The review quoted on the poster calls this film "a welcome throwback to a simpler, gentler breed of family entertainment." To a degree, it is; it doesn't have the profanity or sexual allusions that seem to plague many "PG" films these days. Even though the MPAA warned of language, I heard no worse words than "heck" or "butt". Also, slapstick humor abounds, which is sure to please fans of movies such as Home Alone. Though Owen gets bullied, he shows his tormentors that he is no victim, which is a positive thing. He and other characters make sacrifices during the film, which is a positive element. This film was part of a four-movie DVD multi-pack, but, unlike many flicks packaged in such a manner, it features both closed captions and Spanish subtitles; surprising, but great for those who need them.
Though most of the humor is slapstick, some of it is crude, such as scenes relating to the dog's bodily functions. Even the slapstick humor is a little bit overdone. The character's fashion sense is a bit immodest, as Owen is seen in his underwear twice, whereas one female character is shown in tiny shorts, and another in a midriff-baring outfit. The underlying theme--hiding jewels inside a dog--is a bit disturbing, and the song during the closing credits is annoying.
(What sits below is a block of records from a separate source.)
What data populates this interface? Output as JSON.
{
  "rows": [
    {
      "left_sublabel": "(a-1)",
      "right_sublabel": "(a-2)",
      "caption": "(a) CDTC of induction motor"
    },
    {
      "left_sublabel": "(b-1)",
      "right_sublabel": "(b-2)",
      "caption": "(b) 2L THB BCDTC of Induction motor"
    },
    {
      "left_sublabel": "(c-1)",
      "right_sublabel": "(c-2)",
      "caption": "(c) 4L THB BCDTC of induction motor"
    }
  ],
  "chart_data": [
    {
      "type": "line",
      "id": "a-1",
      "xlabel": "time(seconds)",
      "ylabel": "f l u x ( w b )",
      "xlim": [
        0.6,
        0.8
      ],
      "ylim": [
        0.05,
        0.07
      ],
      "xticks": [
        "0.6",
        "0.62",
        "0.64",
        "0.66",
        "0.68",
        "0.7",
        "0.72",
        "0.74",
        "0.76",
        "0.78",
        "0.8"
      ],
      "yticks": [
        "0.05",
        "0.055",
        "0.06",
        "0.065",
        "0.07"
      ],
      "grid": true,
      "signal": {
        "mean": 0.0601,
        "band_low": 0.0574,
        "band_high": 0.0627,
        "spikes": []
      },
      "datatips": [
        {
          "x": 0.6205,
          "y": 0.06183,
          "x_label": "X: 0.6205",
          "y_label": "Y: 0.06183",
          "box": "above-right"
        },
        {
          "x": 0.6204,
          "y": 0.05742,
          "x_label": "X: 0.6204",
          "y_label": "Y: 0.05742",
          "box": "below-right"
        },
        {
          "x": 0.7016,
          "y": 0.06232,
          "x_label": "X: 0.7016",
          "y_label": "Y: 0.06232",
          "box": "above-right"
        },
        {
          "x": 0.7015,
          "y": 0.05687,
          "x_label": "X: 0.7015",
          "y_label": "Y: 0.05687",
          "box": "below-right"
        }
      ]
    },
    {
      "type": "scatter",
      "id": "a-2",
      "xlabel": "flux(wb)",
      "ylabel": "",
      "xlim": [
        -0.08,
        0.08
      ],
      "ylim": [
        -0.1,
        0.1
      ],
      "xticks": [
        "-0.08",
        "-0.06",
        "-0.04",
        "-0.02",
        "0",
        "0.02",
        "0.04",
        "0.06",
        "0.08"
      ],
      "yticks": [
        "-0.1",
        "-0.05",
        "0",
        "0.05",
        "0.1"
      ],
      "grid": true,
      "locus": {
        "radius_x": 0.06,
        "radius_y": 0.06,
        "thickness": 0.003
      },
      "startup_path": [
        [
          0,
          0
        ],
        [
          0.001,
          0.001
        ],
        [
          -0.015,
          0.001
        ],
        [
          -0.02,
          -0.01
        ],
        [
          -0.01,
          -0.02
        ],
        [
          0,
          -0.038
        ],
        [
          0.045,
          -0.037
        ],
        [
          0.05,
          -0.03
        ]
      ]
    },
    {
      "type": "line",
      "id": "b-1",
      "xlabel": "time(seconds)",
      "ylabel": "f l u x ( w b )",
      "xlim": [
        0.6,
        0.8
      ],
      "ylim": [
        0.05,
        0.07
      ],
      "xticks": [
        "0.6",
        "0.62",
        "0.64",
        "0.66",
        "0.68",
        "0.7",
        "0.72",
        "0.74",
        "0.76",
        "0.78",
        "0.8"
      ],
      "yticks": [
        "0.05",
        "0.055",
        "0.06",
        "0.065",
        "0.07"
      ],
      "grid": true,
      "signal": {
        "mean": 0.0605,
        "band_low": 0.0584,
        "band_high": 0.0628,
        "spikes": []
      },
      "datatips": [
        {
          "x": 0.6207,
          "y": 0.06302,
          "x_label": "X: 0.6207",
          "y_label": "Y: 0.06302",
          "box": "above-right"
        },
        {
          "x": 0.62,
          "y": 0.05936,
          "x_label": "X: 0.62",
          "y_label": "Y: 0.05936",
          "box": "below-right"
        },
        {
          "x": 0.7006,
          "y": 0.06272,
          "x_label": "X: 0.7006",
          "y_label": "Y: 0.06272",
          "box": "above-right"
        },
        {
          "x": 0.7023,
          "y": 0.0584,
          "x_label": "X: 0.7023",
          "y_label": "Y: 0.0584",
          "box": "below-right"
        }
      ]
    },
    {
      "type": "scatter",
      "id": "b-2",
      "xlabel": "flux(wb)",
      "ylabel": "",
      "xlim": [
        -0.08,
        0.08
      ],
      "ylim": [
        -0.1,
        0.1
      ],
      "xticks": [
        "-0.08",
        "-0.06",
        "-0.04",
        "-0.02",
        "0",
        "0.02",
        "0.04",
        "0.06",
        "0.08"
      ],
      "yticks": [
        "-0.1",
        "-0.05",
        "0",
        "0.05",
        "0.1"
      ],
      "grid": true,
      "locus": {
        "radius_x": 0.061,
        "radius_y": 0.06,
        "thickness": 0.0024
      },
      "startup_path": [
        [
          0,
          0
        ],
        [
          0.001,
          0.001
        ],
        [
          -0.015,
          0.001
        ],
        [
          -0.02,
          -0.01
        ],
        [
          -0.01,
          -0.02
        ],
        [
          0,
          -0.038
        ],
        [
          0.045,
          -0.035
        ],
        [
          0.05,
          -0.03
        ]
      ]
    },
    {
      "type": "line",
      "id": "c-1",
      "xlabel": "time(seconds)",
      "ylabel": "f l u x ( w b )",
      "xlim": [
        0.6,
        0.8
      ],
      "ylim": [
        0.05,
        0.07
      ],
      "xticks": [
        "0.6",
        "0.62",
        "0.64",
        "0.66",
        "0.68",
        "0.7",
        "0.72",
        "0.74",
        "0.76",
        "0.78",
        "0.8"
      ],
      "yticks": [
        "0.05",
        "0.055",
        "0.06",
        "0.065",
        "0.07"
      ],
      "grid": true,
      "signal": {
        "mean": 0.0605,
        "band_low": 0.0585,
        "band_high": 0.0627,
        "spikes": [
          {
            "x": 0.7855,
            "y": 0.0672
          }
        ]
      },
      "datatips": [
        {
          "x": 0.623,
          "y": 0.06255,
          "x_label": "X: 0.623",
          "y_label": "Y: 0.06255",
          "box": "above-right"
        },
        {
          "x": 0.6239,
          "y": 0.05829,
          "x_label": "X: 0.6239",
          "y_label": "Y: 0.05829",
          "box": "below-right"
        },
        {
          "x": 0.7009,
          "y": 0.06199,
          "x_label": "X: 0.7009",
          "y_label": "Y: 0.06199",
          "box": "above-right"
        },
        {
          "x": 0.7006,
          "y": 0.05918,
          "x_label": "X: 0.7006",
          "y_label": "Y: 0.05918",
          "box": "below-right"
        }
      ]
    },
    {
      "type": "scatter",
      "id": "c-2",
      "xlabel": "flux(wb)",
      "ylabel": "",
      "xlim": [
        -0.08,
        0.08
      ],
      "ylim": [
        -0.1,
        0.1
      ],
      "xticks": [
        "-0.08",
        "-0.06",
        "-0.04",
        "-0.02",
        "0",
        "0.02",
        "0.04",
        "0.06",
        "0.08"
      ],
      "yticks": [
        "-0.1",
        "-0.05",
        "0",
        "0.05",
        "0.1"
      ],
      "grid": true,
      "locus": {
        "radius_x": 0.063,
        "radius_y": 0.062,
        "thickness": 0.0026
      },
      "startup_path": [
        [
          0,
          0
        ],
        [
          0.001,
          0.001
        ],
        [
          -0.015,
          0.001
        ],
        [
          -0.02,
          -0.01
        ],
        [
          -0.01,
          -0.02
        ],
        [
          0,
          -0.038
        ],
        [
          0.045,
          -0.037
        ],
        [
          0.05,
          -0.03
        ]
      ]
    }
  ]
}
Animal flicks are a dime a dozen these days. In the past decade, we've seen everything from documentaries (March of the Penguins) to ones featuring fantastical creatures (How to Train Your Dragon) to kiddie comedies such as this one. Slapstick humor fans will love this one, as will most kids; still, for adults, this is nothing we haven't seen before. Disney Channel fans will likely enjoy seeing a pre-Good Luck Charlie Luke Benward, but, I can't recommend anything more than a rental.